Many parents are critical of the arrangement. Bayan, who has two sons at school in Astana, told IWPR she is firmly opposed to her children taking part in the June festivities.


“Every May, these rehearsals begin,” she said. “The boys are at school for half the day, then they rush home, drop off their schoolbags and run to the rehearsal. They stay there until late in the evening. They don’t get time to have a meal, and they do their homework late at night.”


Bayan says that two years ago her eldest son got pneumonia after being kept standing outside in a heavy downpour for several hours while he waited for the carnival to begin at midnight, and then walking through the streets for more than an hour in the rain.


For students in higher education, City Day is just one of many public celebrations for which attendance is compulsory.


They are also forced to turn out for welcoming ceremonies – with much waving of flags and placards – when important figures visit at other times of the year. When the visitor is someone as prominent as first lady Sara Nazarbaeva, who often visits the Eurasian University in Astana, the event is often preceded by early-morning rehearsals.


Aliya, a third-year student on the journalism faculty of the Eurasian University, told IWPR how an attempt to miss one such event was met with an especially harsh threat.“We once tried to refuse to take part in a welcoming ceremony and we were immediately threatened with expulsion from the university,” she said.

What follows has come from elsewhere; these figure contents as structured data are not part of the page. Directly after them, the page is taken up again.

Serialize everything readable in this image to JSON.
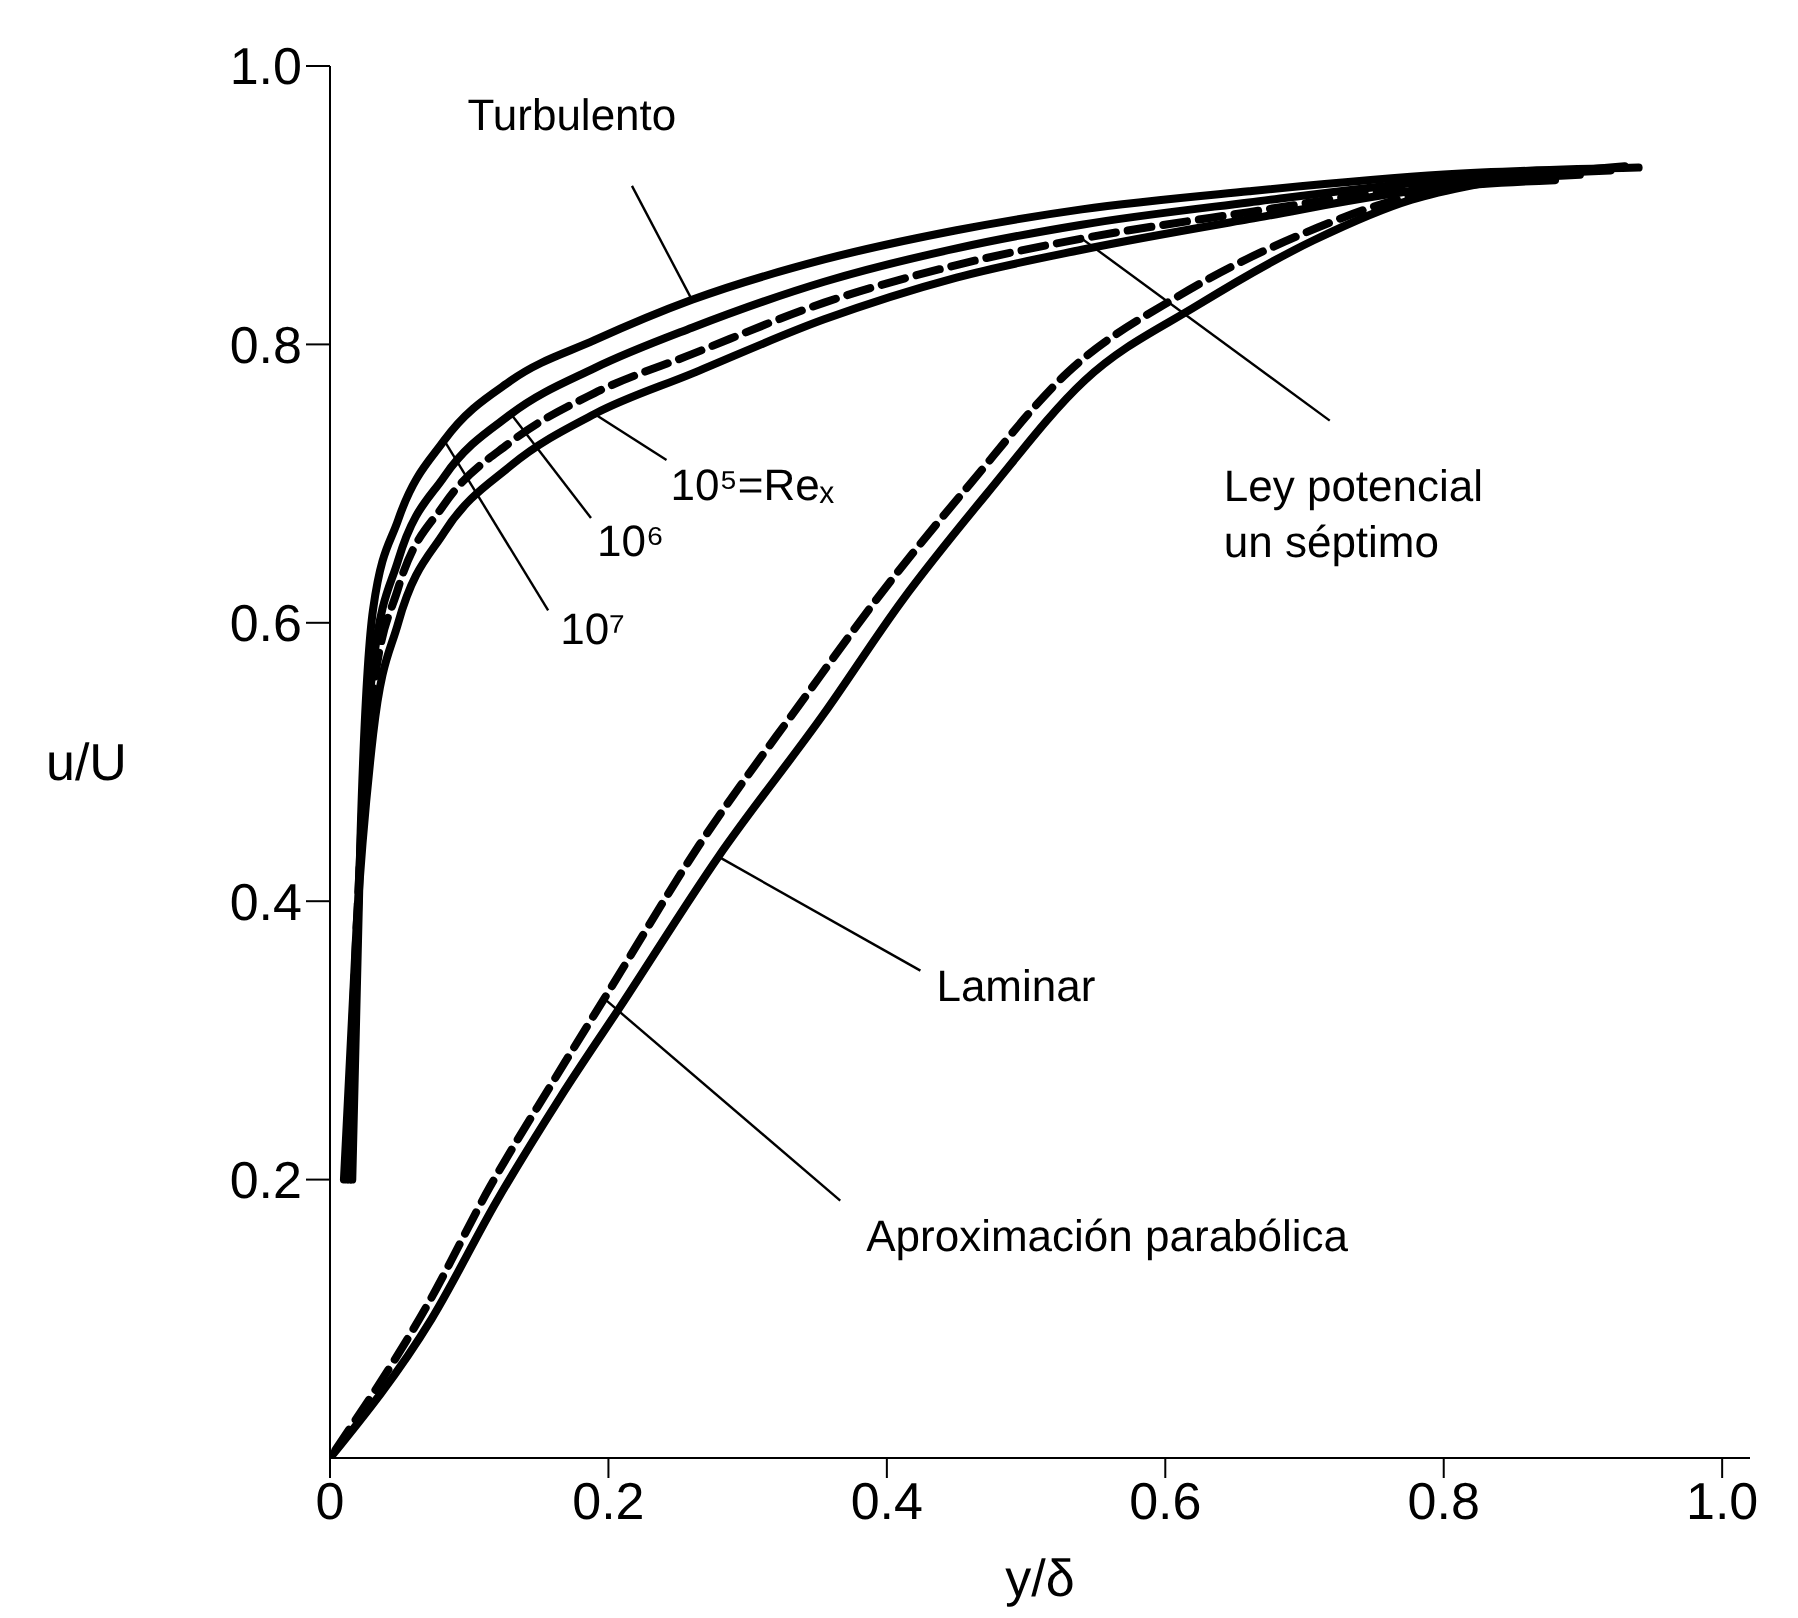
{
  "chart_data": {
    "type": "line",
    "xlabel": "y/δ",
    "ylabel": "u/U",
    "xlim": [
      0,
      1.02
    ],
    "ylim": [
      0,
      1.0
    ],
    "xticks": [
      0,
      0.2,
      0.4,
      0.6,
      0.8,
      {
        "value": 1,
        "label": "1.0"
      }
    ],
    "yticks": [
      0.2,
      0.4,
      0.6,
      0.8,
      {
        "value": 1,
        "label": "1.0"
      }
    ],
    "grid": false,
    "legend": false,
    "marker": "none",
    "annotations": [
      {
        "text": "Turbulento",
        "x": 0.26,
        "y": 0.832
      },
      {
        "text": "10⁵=Reₓ",
        "x": 0.19,
        "y": 0.75
      },
      {
        "text": "10⁶",
        "x": 0.13,
        "y": 0.75
      },
      {
        "text": "10⁷",
        "x": 0.082,
        "y": 0.731
      },
      {
        "text": "Ley potencial un séptimo",
        "x": 0.54,
        "y": 0.876
      },
      {
        "text": "Laminar",
        "x": 0.279,
        "y": 0.432
      },
      {
        "text": "Aproximación parabólica",
        "x": 0.197,
        "y": 0.33
      }
    ],
    "series": [
      {
        "color": "#000000",
        "line_style": "solid",
        "x": [
          0.016,
          0.022,
          0.031,
          0.049,
          0.082,
          0.13,
          0.19,
          0.26,
          0.355,
          0.45,
          0.54,
          0.66,
          0.8,
          0.94
        ],
        "values": [
          0.2,
          0.45,
          0.61,
          0.674,
          0.731,
          0.774,
          0.803,
          0.832,
          0.861,
          0.882,
          0.897,
          0.91,
          0.922,
          0.927
        ]
      },
      {
        "color": "#000000",
        "line_style": "solid",
        "x": [
          0.014,
          0.021,
          0.031,
          0.049,
          0.082,
          0.13,
          0.19,
          0.26,
          0.355,
          0.45,
          0.54,
          0.66,
          0.8,
          0.92
        ],
        "values": [
          0.2,
          0.42,
          0.57,
          0.645,
          0.705,
          0.75,
          0.783,
          0.812,
          0.845,
          0.869,
          0.886,
          0.902,
          0.918,
          0.925
        ]
      },
      {
        "color": "#000000",
        "line_style": "dashed",
        "x": [
          0.012,
          0.02,
          0.031,
          0.049,
          0.082,
          0.13,
          0.19,
          0.26,
          0.355,
          0.45,
          0.54,
          0.66,
          0.8,
          0.9
        ],
        "values": [
          0.2,
          0.4,
          0.55,
          0.625,
          0.685,
          0.73,
          0.765,
          0.793,
          0.83,
          0.857,
          0.876,
          0.895,
          0.915,
          0.922
        ]
      },
      {
        "color": "#000000",
        "line_style": "solid",
        "x": [
          0.01,
          0.019,
          0.031,
          0.049,
          0.082,
          0.13,
          0.19,
          0.26,
          0.355,
          0.45,
          0.54,
          0.66,
          0.8,
          0.88
        ],
        "values": [
          0.2,
          0.38,
          0.52,
          0.6,
          0.665,
          0.713,
          0.75,
          0.779,
          0.818,
          0.848,
          0.868,
          0.89,
          0.913,
          0.918
        ]
      },
      {
        "color": "#000000",
        "line_style": "solid",
        "x": [
          0,
          0.073,
          0.12,
          0.166,
          0.209,
          0.279,
          0.355,
          0.411,
          0.472,
          0.542,
          0.623,
          0.707,
          0.777,
          0.824,
          0.93
        ],
        "values": [
          0,
          0.1,
          0.185,
          0.26,
          0.325,
          0.432,
          0.535,
          0.616,
          0.693,
          0.774,
          0.828,
          0.875,
          0.904,
          0.915,
          0.928
        ]
      },
      {
        "color": "#000000",
        "line_style": "dashed",
        "x": [
          0.004,
          0.07,
          0.115,
          0.16,
          0.197,
          0.265,
          0.34,
          0.395,
          0.46,
          0.53,
          0.61,
          0.7,
          0.77,
          0.83
        ],
        "values": [
          0.006,
          0.11,
          0.195,
          0.27,
          0.33,
          0.44,
          0.545,
          0.62,
          0.7,
          0.78,
          0.835,
          0.88,
          0.905,
          0.916
        ]
      }
    ]
  }
}
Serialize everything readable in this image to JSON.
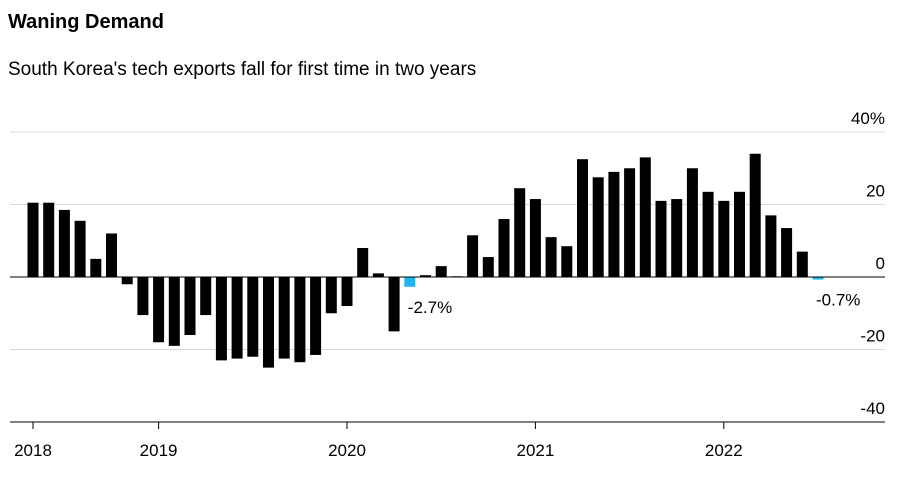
{
  "chart_data": {
    "type": "bar",
    "title": "Waning Demand",
    "subtitle": "South Korea's tech exports fall for first time in two years",
    "categories": [
      "2018",
      null,
      null,
      null,
      null,
      null,
      null,
      null,
      "2019",
      null,
      null,
      null,
      null,
      null,
      null,
      null,
      null,
      null,
      null,
      null,
      "2020",
      null,
      null,
      null,
      null,
      null,
      null,
      null,
      null,
      null,
      null,
      null,
      "2021",
      null,
      null,
      null,
      null,
      null,
      null,
      null,
      null,
      null,
      null,
      null,
      "2022",
      null,
      null,
      null,
      null,
      null,
      null
    ],
    "values": [
      20.5,
      20.5,
      18.5,
      15.5,
      5,
      12,
      -2,
      -10.5,
      -18,
      -19,
      -16,
      -10.5,
      -23,
      -22.5,
      -22,
      -25,
      -22.5,
      -23.5,
      -21.5,
      -10,
      -8,
      8,
      1,
      -15,
      -2.7,
      0.5,
      3,
      0.2,
      11.5,
      5.5,
      16,
      24.5,
      21.5,
      11,
      8.5,
      32.5,
      27.5,
      29,
      30,
      33,
      21,
      21.5,
      30,
      23.5,
      21,
      23.5,
      34,
      17,
      13.5,
      7,
      -0.7
    ],
    "value_labels": [
      null,
      null,
      null,
      null,
      null,
      null,
      null,
      null,
      null,
      null,
      null,
      null,
      null,
      null,
      null,
      null,
      null,
      null,
      null,
      null,
      null,
      null,
      null,
      null,
      "-2.7%",
      null,
      null,
      null,
      null,
      null,
      null,
      null,
      null,
      null,
      null,
      null,
      null,
      null,
      null,
      null,
      null,
      null,
      null,
      null,
      null,
      null,
      null,
      null,
      null,
      null,
      "-0.7%"
    ],
    "color": "#000000",
    "highlight_color": "#1eb4f0",
    "ylim": [
      -40,
      40
    ],
    "yticks": [
      {
        "value": 40,
        "label": "40%"
      },
      20,
      0,
      -20,
      -40
    ],
    "grid": true
  }
}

Human rights organisations are highly critical of the forced participation of children and students in official celebrations. Lawyer Anara Ibraeva, director of the Astana and Akmola branch of the Kazak Bureau for Human Rights and Rule of Law, told IWPR that such coercion is illegal under local and international law, since it amounts to compulsory labour.


The head of the human rights group, Evgeny Zhovtis, agreed that the practice went against human rights, saying “No one should force children to attend official events….The akimat [mayor’s office] and school headmasters are acting illegally because this is coercion.”


Zhovtis sees the whole idea of forcing people to stage public expressions of happiness as a legacy of Kazakstan’s Soviet past, “The worst thing is that the authorities think that if they don’t force people to take part, then no one will turn up. What respect can the authorities themselves have for the celebration, then?”


Psychologist Raushan Kabilova, who teaches at Kazakstan National University, warned that the practice was counterproductive, as it was more likely to breed resentment than patriotism. “People not only get physically tired,” she said, “they also become mentally alienated from celebrations, which become a problem rather than a pleasure for them.”


A member of staff at Astana’s education department, who asked to remain anonymous, admitted to IWPR that coercing children into taking part in state celebrations is wrong, but said it is the only way to meet attendance quotas set by officials higher up.


“Of course, children should not be forced to take part in all these events. But we cannot influence the situation,” he said. “Every year, before City Day, we receive an order from the akimat to ensure that certain number of children participate in the celebration. And as children don’t want to take part voluntarily, teachers have to force them to.”


The education official denied that a student could ever be threatened with expulsion for non-attendance. “The case you mentioned, where students were forced to take part under threat of expulsion, is not possible. We have not had any previous cases of this kind,” he said.


As the celebrations draw closer, children are concerned about the effects on their education.


“We are forced to take part in this dreadful carnival every year. And this year, despite the upcoming exams, they have already started forcing us to rehearse the carnival every day,” 16-year old Asel told IWPR.


“We get taken out of classes all the time. How will we pass the exams? We are supposed to be enrolling in higher education this year.”


Karim Tanaev is a pseudonym for an IWPR contributor in Astana.